Günahkâr kavimlerin dünyadaki cezalandırma yöntemlerinin çeşitleriyle ilgili
olarak Kur'an'da şu bilgilere yer veriliyor: Allah'ın yakalamasından (ahz,
8/Enfâl52; 11/Hûd, 102), intikam almasından (7/A'râf, 136; 30/Rûm, 47; 43/Zuhruf,
55) bahsedilmekte, 29/Ankebût, 40 âyetinde de günahkâr kavimlerin nasıl
cezalandırıldıklarından bir bölüm sunulmaktadır: Taş yağdıran bir kasırgaya
tutulma (hâsıb), korkunç gürültüye (sayha) yakalanmak, yere batırılmak (hasf),
suda boğulmak (ğarak) gibi...
Allah'ın cezalandırması, daha
çok uyarıcı ve yıldırıcı olsun diye, çeşitli deyim ve üslûplarla gösterilmiştir.
Bu aynı zamanda, günahkâr kavimlerin cezalandırılma motiflerini yansıtacaktır.

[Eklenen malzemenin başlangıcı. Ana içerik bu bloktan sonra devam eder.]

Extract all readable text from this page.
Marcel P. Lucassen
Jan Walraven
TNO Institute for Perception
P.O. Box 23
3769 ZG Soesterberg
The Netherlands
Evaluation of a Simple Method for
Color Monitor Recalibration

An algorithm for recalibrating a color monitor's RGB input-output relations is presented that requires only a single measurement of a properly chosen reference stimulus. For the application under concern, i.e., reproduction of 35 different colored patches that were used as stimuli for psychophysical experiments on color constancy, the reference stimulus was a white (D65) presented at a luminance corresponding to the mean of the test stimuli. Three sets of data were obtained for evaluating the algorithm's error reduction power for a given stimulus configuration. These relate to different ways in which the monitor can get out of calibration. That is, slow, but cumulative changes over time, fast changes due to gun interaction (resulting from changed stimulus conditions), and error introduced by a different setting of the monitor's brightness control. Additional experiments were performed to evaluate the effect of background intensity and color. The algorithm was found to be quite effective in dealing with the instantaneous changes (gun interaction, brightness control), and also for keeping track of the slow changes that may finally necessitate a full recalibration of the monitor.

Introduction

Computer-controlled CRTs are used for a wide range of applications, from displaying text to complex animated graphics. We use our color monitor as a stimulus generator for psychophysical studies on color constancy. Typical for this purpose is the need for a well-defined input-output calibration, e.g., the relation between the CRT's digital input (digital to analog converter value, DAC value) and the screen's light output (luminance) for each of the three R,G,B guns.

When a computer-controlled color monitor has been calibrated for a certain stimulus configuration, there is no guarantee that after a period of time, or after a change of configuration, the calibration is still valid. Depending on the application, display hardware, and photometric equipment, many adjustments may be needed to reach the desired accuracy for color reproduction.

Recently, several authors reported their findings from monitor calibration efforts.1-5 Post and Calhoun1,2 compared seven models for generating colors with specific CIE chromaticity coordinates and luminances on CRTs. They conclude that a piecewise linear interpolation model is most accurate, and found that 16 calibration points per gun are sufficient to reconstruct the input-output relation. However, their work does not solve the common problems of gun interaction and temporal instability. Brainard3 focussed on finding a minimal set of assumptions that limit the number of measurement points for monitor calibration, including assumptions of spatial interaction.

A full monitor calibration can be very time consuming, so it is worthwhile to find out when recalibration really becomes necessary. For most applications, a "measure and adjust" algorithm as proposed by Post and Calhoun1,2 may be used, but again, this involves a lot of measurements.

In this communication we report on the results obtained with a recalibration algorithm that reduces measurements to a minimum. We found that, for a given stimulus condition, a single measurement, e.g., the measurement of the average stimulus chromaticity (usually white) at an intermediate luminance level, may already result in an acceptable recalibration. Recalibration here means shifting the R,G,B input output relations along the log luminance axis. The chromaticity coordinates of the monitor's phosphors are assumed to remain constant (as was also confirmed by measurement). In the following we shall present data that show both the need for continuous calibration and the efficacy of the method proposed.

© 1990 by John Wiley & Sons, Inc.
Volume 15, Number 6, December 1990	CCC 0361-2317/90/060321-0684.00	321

Bunlardan olmak üzere, kökünü kazıyıp kurutmak mânâsına ishât (20/Tâhâ, 61),
paramparça ederek yok etmek mânâsına tetbîr (17/İsrâ, 7; 25/Furkan, 35), helâk
etmek mânâsına tedmîr (17/İsrâ, 16; 37/Sâffât, 136; 46/Ahkaf, 25; 47/Muhammed,
10), azabın ve helâkın bürümesi, kaplaması mânâsına demdeme ve dümdüz etmek
mânâsına da sevvâ (91/Şems, 14), Cibrîl-i Emîn'in kanadında göğe yükseltildikten
sonra çarpılıp yere vurulma mânâsına ehvâ (53/Necm, 53), azabı giydirmek, azaba
büründürmek mânâsında ğaşşâ (53/Necm, 54), kezâ paramparça ettikten sonra
külliyen yok etmek anlamında kasame (21/Enbiyâ, 11) gibi deyimlere
rastlanmasının yanında azabın kamçısından (sevt, 89/Fecr, 13), ağıl sahibinin
derip toplayıp ağıla doldurduğu çalı-çırpıya dönmekten (heşîmu'l-muhtazır,
54/Kamer, 31), taş yağdıran rüzgâra tutulmaktan (hâsıb, 54/Kamer, 34),son derece
uğursuz, bereketsiz, arkası kesik ve uğradığı her şeyi küle (remîm) çeviren (51/Zâriyât,
42) bir rüzgâra tutulmaktan (rîh akîm, 51/Zâriyât, 41), şiddetli bir sayhaya
mâruz kalıp sel süprüntüsüne (ğusâ') dönmekten (23/Mü'minûn, 41), yine zulüm ve
haksızlık edenlerin bir sayhaya yakalanmaları sonucunda perişanlıktan diz üstü
çöküp (câsimîn), orada hiç bulunmamışçasına (keen lem yağnev fîhâ)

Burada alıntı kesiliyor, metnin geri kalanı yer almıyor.